II. Motion to Dismiss
On appeal, State Farm asserts that the trial court abused its discretion in dismissing its petition because the "petition stated a cause of action for declaratory relief." We find that State Farm's petition did not state a cause of action; therefore, we do not reach State Farm's other points.
In its other three points, State Farm alleged trial court error (1) "because a declaratory judgment suit is an appropriate proceeding to determine whether an insurer is obligated under its policy to defend," (2) "because the burden of proof is not shifted in a declaratory judgment action nor is defendant precluded from a trial by jury," and (3) because it did not grant a stay of the underlying action. Although some of State Farm's points may not comply with Rule 84.04(d), we deny insured's motion to dismiss appeal.

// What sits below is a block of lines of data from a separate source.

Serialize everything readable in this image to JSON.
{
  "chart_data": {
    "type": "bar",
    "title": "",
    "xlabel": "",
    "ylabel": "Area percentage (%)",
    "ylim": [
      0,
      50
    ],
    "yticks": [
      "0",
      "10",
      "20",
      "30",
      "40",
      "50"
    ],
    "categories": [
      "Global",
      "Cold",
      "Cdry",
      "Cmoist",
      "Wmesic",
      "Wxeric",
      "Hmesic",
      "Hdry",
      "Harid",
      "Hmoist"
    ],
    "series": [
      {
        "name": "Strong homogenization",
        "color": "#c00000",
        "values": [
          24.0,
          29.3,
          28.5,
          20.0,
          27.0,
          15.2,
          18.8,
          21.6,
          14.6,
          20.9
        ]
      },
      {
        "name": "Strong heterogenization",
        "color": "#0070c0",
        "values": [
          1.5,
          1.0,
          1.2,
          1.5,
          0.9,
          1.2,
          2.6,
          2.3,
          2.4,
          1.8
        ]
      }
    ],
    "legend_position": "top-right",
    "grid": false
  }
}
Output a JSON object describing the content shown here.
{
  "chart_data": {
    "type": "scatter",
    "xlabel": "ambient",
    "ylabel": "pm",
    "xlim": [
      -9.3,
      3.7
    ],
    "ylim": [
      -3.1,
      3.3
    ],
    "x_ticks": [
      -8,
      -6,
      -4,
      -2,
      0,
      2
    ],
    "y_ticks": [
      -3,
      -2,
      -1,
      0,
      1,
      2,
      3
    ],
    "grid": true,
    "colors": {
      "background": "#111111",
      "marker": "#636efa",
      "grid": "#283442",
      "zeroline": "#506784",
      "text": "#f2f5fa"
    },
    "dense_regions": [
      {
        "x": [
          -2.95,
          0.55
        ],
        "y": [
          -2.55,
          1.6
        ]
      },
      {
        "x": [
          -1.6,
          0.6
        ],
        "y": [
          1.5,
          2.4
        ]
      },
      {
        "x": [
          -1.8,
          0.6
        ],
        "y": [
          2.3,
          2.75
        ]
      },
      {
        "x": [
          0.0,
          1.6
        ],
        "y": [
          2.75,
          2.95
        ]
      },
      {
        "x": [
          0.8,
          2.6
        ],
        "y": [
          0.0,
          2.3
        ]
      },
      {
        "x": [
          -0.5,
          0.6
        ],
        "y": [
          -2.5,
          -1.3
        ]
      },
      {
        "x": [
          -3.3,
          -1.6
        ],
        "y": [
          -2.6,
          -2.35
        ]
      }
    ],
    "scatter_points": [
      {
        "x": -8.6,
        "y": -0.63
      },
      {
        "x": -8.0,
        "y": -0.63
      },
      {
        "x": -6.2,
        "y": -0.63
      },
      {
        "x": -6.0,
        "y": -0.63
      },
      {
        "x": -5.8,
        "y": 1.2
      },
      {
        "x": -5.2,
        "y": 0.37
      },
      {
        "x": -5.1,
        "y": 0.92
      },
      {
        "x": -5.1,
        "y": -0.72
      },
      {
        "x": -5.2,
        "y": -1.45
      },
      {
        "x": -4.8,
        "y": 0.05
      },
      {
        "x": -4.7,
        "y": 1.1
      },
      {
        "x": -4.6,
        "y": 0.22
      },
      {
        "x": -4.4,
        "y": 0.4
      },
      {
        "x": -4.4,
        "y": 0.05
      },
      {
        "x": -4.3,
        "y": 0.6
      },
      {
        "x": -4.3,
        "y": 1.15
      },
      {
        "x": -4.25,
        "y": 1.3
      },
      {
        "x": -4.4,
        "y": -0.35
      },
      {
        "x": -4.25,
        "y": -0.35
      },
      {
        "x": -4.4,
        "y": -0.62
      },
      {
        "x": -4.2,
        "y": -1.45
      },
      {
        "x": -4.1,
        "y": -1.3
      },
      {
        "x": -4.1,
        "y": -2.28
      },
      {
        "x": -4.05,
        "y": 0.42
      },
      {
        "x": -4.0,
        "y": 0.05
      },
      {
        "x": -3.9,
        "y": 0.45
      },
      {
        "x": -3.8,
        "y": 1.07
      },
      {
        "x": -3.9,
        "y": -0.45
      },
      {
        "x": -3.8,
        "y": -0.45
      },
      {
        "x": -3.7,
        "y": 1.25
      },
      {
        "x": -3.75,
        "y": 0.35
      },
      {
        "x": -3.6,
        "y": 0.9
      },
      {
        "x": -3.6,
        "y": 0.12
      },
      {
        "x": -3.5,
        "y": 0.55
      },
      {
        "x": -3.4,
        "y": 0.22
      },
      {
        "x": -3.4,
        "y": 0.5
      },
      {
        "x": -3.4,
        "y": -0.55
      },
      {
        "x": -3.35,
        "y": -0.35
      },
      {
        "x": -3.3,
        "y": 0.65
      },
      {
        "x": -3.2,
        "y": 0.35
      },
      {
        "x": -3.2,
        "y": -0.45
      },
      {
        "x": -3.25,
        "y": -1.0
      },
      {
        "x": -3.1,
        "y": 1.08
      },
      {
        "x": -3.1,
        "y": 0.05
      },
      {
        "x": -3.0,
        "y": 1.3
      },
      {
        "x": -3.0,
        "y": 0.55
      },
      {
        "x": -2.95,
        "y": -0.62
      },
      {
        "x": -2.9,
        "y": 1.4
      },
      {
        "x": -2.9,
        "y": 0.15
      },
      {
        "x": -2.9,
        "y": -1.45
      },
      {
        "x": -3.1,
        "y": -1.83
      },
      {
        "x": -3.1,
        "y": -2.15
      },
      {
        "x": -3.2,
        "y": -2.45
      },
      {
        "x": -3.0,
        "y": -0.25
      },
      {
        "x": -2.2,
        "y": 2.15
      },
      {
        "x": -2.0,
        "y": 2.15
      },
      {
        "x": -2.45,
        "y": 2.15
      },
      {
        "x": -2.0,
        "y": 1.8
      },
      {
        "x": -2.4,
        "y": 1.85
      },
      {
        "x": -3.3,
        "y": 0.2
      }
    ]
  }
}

On a motion to dismiss a petition for declaratory judgment, the question is whether the facts pleaded along with any reasonable inferences therefrom show entitlement to a declaration of rights or status. Brewer v. Brewer, 575 S.W.2d 216, 217 (Mo.App.E.D. 1978); Mercantile Trust Co. v. Chase Hotel, Inc., 510 S.W.2d 807, 809 (Mo.App.E.D. 1974). State Farm's petition alone is considered. See Collins, 799 S.W.2d at 651 n. 6. We accept as true "all of the well-pleaded facts and their concomitant reasonable inferences, ignoring all conclusions." Teat v. Director of Revenue, 806 S.W.2d 754, 757 (Mo.App.W.D. 1991).
Facts alleged in a petition for declaratory judgment must show three things: (1) a justiciable controversy between the parties; (2) the petitioner has a legally protectible interest at stake; and (3) the question posed is "appropriate and ripe for judicial resolution." AGI-Bloomfield, 682 S.W.2d at 168.
A review of State Farm's petition shows that State Farm did not allege facts showing a justiciable controversy. State Farm did not allege that insured claimed there was coverage or that he tendered the defense of the underlying action to State Farm. See St. Paul Fire Marine v. Med. Protective Co., 675 S.W.2d 665, 667 (Mo.App.E.D. 1984). Nor did it allege that it refused coverage, or that it agreed to defend insured under a reservation of rights. See Farmers Alliance Mut. Ins. Co. v. Reed, 530 S.W.2d 470, 471 (Mo.App. S.D. 1975). Nor is there an allegation that insured disagrees with State Farm's interpretation of its policy. See Hardware Center, Inc. v. Parkedge Corp., 618 S.W.2d 689, 695 (Mo.App.E.D. 1981). We cannot infer from the pleaded facts that any of these events occurred.
The petition lacks an element required to state an action for declaratory judgment; consequently, it fails. Point denied.
The judgment of the trial court is affirmed.
CRANDALL, P.J., and PUDLOWSKI, J., concur.